Prolifique songwriter capable d’essouffler Robert Pollard sur son propre terrain, ce canadien torche une pop lo-fi tous azimuts, capable d’éclairs fulgurants.
Un peu écarté du tumulte du rock montréalais (The Funeral connection…), Chad VanGaalen de Calgary n’en est pas moins, à 24 ans, un outsider de luxe, l’alternative à surveiller de très près. Certes, nous n’avons pas à la Pinkushion Team l’attirail technologique d’espionnage de la NSA pour suivre à la trace nos proies (« The Skelliconnection » donc), on préfère de toute manière se fier à nos branches satellites ultra sensitives (nos oreilles quoi) et ce bon vieux flair. C’est Sub Pop qui nous a toutefois mâché le travail et débusqué cette perle rare. Agence prestigieuse spécialisée dans la chasse aux nouveaux talents, Sub Pop s’est cette année déjà distingué en signant la fantastique chevauchée pop de Band Of Horses.

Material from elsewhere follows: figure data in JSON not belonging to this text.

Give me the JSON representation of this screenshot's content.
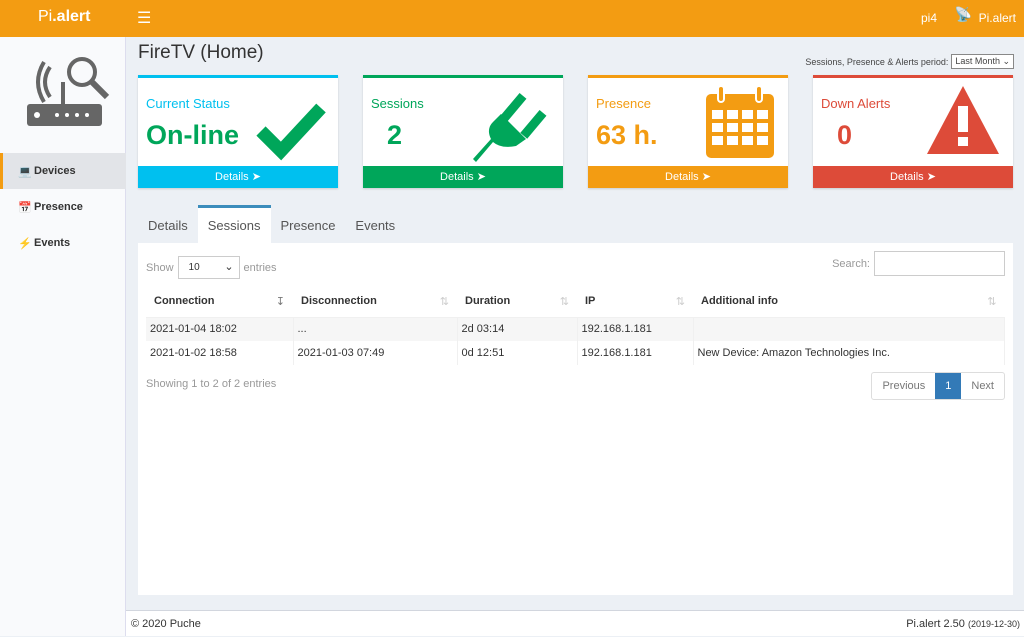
{
  "header": {
    "logo_pre": "Pi",
    "logo_post": ".alert",
    "menu_icon": "hamburger-icon",
    "host": "pi4",
    "user": "Pi.alert"
  },
  "sidebar": {
    "items": [
      {
        "label": "Devices",
        "icon": "laptop-icon",
        "active": true
      },
      {
        "label": "Presence",
        "icon": "calendar-icon"
      },
      {
        "label": "Events",
        "icon": "bolt-icon"
      }
    ]
  },
  "page": {
    "title": "FireTV (Home)",
    "period_label": "Sessions, Presence & Alerts period:",
    "period_value": "Last Month"
  },
  "cards": [
    {
      "label": "Current Status",
      "value": "On-line",
      "footer": "Details",
      "color": "#00c0ef",
      "text": "#00a65a",
      "icon": "check-icon"
    },
    {
      "label": "Sessions",
      "value": "2",
      "footer": "Details",
      "color": "#00a65a",
      "text": "#00a65a",
      "icon": "plug-icon"
    },
    {
      "label": "Presence",
      "value": "63 h.",
      "footer": "Details",
      "color": "#f39c12",
      "text": "#f39c12",
      "icon": "calendar-icon"
    },
    {
      "label": "Down Alerts",
      "value": "0",
      "footer": "Details",
      "color": "#dd4b39",
      "text": "#dd4b39",
      "icon": "warning-icon"
    }
  ],
  "tabs": [
    "Details",
    "Sessions",
    "Presence",
    "Events"
  ],
  "table": {
    "show": "Show",
    "length": "10",
    "entries": "entries",
    "search": "Search:",
    "columns": [
      "Connection",
      "Disconnection",
      "Duration",
      "IP",
      "Additional info"
    ],
    "rows": [
      [
        "2021-01-04  18:02",
        "...",
        "2d  03:14",
        "192.168.1.181",
        ""
      ],
      [
        "2021-01-02  18:58",
        "2021-01-03  07:49",
        "0d  12:51",
        "192.168.1.181",
        "New Device:  Amazon Technologies Inc."
      ]
    ],
    "info": "Showing 1 to 2 of 2 entries",
    "prev": "Previous",
    "page": "1",
    "next": "Next"
  },
  "footer": {
    "copyright": "© 2020 Puche",
    "version": "Pi.alert  2.50",
    "date": "(2019-12-30)"
  }
}
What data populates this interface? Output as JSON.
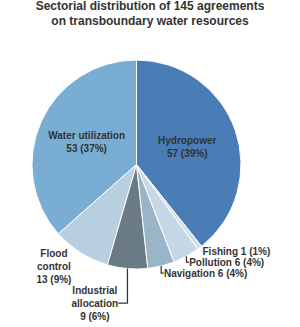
{
  "chart_data": {
    "type": "pie",
    "title": "Sectorial distribution of 145 agreements\non transboundary water resources",
    "categories": [
      "Hydropower\n57 (39%)",
      "Water utilization\n53 (37%)",
      "Flood\ncontrol\n13 (9%)",
      "Industrial\nallocation\n9 (6%)",
      "Navigation 6 (4%)",
      "Pollution 6 (4%)",
      "Fishing 1 (1%)"
    ],
    "values": [
      57,
      53,
      13,
      9,
      6,
      6,
      1
    ],
    "colors": [
      "#4a7db5",
      "#7aadd4",
      "#b8cfe0",
      "#6b7b85",
      "#9ab5c8",
      "#c5d8e8",
      "#d0dfe8"
    ]
  }
}
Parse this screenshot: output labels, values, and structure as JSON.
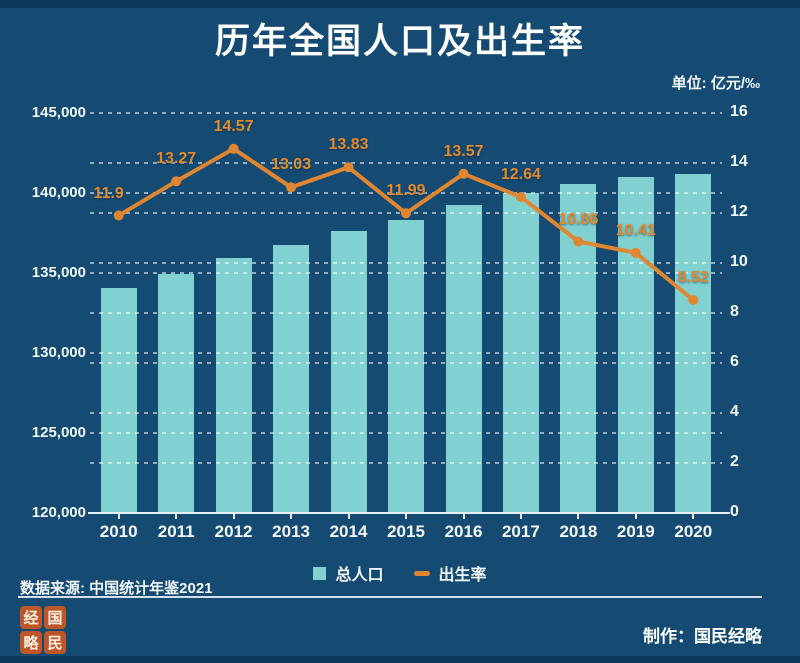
{
  "page": {
    "title": "历年全国人口及出生率",
    "unit_label": "单位: 亿元/‰",
    "source": "数据来源: 中国统计年鉴2021",
    "credit": "制作：国民经略",
    "seal_chars": [
      "经",
      "国",
      "略",
      "民"
    ]
  },
  "colors": {
    "background": "#154A72",
    "top_strip": "#0C3A5E",
    "bar_fill": "#81D1D1",
    "line_orange": "#E08631",
    "label_orange": "#E38A2C",
    "axis_text": "#F3F7FA",
    "gridline": "rgba(255,255,255,0.55)",
    "seal_red": "#BE5627"
  },
  "chart_data": {
    "type": "bar+line",
    "title": "历年全国人口及出生率",
    "unit": "单位: 亿元/‰",
    "categories": [
      "2010",
      "2011",
      "2012",
      "2013",
      "2014",
      "2015",
      "2016",
      "2017",
      "2018",
      "2019",
      "2020"
    ],
    "series": [
      {
        "name": "总人口",
        "type": "bar",
        "axis": "left",
        "color": "#81D1D1",
        "values": [
          134091,
          134916,
          135922,
          136726,
          137646,
          138326,
          139232,
          140011,
          140541,
          141008,
          141178
        ]
      },
      {
        "name": "出生率",
        "type": "line",
        "axis": "right",
        "color": "#E08631",
        "values": [
          11.9,
          13.27,
          14.57,
          13.03,
          13.83,
          11.99,
          13.57,
          12.64,
          10.86,
          10.41,
          8.52
        ],
        "point_labels": [
          "11.9",
          "13.27",
          "14.57",
          "13.03",
          "13.83",
          "11.99",
          "13.57",
          "12.64",
          "10.86",
          "10.41",
          "8.52"
        ]
      }
    ],
    "left_axis": {
      "min": 120000,
      "max": 145000,
      "step": 5000,
      "labels": [
        "145,000",
        "140,000",
        "135,000",
        "130,000",
        "125,000",
        "120,000"
      ]
    },
    "right_axis": {
      "min": 0,
      "max": 16,
      "step": 2,
      "labels": [
        "16",
        "14",
        "12",
        "10",
        "8",
        "6",
        "4",
        "2",
        "0"
      ]
    },
    "grid": "dashed horizontal lines at both left-axis and right-axis ticks",
    "legend": {
      "position": "bottom",
      "items": [
        "总人口",
        "出生率"
      ]
    }
  }
}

Le légendaire label des Pernice Brothers (oui, ça change de Nirvana) s’est entiché de quelques démos du jeune illustrateur (son premier job) qui n’auraient jamais dû dépasser le cercle de ses intimes – la fuite provient sans doute de ce même cercle. Révélé en 2005, Infiniheart est un premier jet au cachet certain. Un Best of en quelque sorte puisé parmi ses dizaines d’ébauches « définitives » cachées jusqu’alors dans une malle sous un lit – à l’instar Iron & Wine – et publié illico sans retouches studio. Un disque au final décousu mais non dépourvu d’hospitalité, qui se démarque par ce sens inné de l’accueil qui nous fera toujours préférer les chaleureuses chambres d’hôtes aux palaces de marbre.
Après cette reconnaissance, la machine VanGaalen a continué de s’emballer – comme si dépourvue de bouton « Arrêt » – produisant inlassablement des kilomètres de bande sonores tarabiscotées. Un an après Infiniheart, c’est en toute logique qu’il nous sort de son chapeau 15 nouvelles chansons que l’on considèrera comme son premier véritable album. Les moyens techniques sont logiquement revus à la hausse, mais VanGaalen n’a pas pour autant voulu se débarrasser de ses méthodes de travail exiguës et de cette ambiance de chantier permanent qui prédominait sur Infiniheart. Les deux disques se valent en terme de contenu. Certes, on aurait apprécié à l’instar d’un Joseph Arthur – avec lequel VanGaalen possède incontestablement quelques points communs – une ligne directrice commune ou un passage furtif au centre de triage, histoire de démêler quelques noeuds. Mais peut-être y aurions-nous perdu dans ce cas là en vibration.
Doté d’un tremolo de voix particulier, celui-ci fait des merveilles sur ces progressions d’accords bariolées, sans cesse embarquées dans des variations d’arrangements impondérables : le banjo roots de “Wing Finger”, le délire somnambule de “Gubbish”, ou le radical “Red Hot Drops” qui nage dans un étang electro folk lounge pas très propre. Et pourtant derrière ce manque d’évidence, Chad VanGaalen parvient à généralement en tirer une ligne mélodique cristalline de toute beauté.
Toujours pas réconcilié avec l’indie rock explosif, il revient à la charge avec “Flower Gardens”, une petite bombe à retardement électrique que n’aurait pas renié « Magic » Dwight Twilley, ou encore l’incendiaire “Burn To Ash”. Egalement fin mélodiste accompagné d’une guitare folk, il nous livre au milieu de ces expérimentations pas sérieuses quelques délicatesses tel l’Elliott Smith en diable “Sing Me To Sleep”. Pas vraiment déterminé à vampiriser sur un style particulier, “Dead Ends” laisse échapper quelques odeurs d’Americana, une chanson de Loner dotée d’une grandiloquence inattendue.
Au regard de cet immense barda, voilà un artiste dont on sait qu’il ne changera pas la face de la musique, mais auquel on aimera revenir régulièrement. Un peu comme ce jean informe et troué que l’on se trimballe depuis le lycée et qui fait tant honte à votre copine mais dans lequel on se sent tellement bien.